About the job
Location: Austin, Texas area / On-site preferred
Project: 7MW Phase I AI Datacenter -> 50MW Campus Expansion
Reports to: Founders / Executive Team
About the Project
We are in the process of constructing a cutting-edge, high-density AI datacenter campus situated just outside of Austin, Texas, commencing with an initial capacity of approximately 7MW of NVIDIA GB300 NVL72 infrastructure and anticipating a scale-up to over 50MW. Our primary aim is to focus on real-time inference, reasoning, and high-value AI serving workloads, effectively monetizing our infrastructure in active markets rather than merely leasing out space.
This role transcends traditional datacenter operations.
We are seeking a visionary leader who will strategically transform our GPU racks into a profitable inference operation.
As the head of this initiative, you will be responsible for defining and executing strategies that enhance revenue, uptime, and utilization through careful selection of models, orchestration stacks, pricing strategies, customer segments, and marketplace partnerships.
The ideal candidate will appreciate that the essence of our business lies beyond mere computation; rather, it encompasses monetized tokens, latency-adjusted utilization, and gross margins.
The Role
We are in search of a senior operator-builder capable of bridging multiple domains:
AI infrastructure
Inference performance engineering
Model serving and routing
Marketplace monetization
Customer and partner integration
Revenue optimization
You will architect and manage the inference platform that dictates how our GB300 NVL72 racks are monetized in real-time. This could involve direct enterprise workloads, marketplace distribution, API-based reselling, model hosting, fine-tuned/private deployments, and novel inference channels.

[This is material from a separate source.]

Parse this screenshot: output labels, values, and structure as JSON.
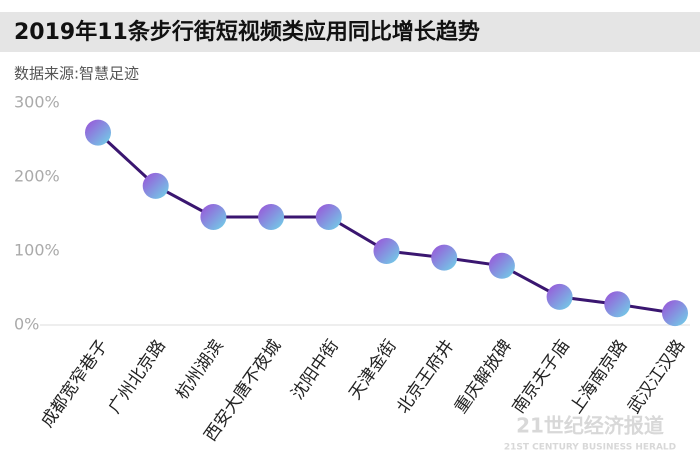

You should possess a keen understanding of profitable applications on modern inference hardware, and be prepared to answer critical questions such as:
Which open-weight and commercially viable models should be prioritized on this hardware?
How should workloads be balanced across premium low-latency serving, bulk throughput, reserved capacity, and experimental capacities?
Should we leverage third-party marketplaces for routing?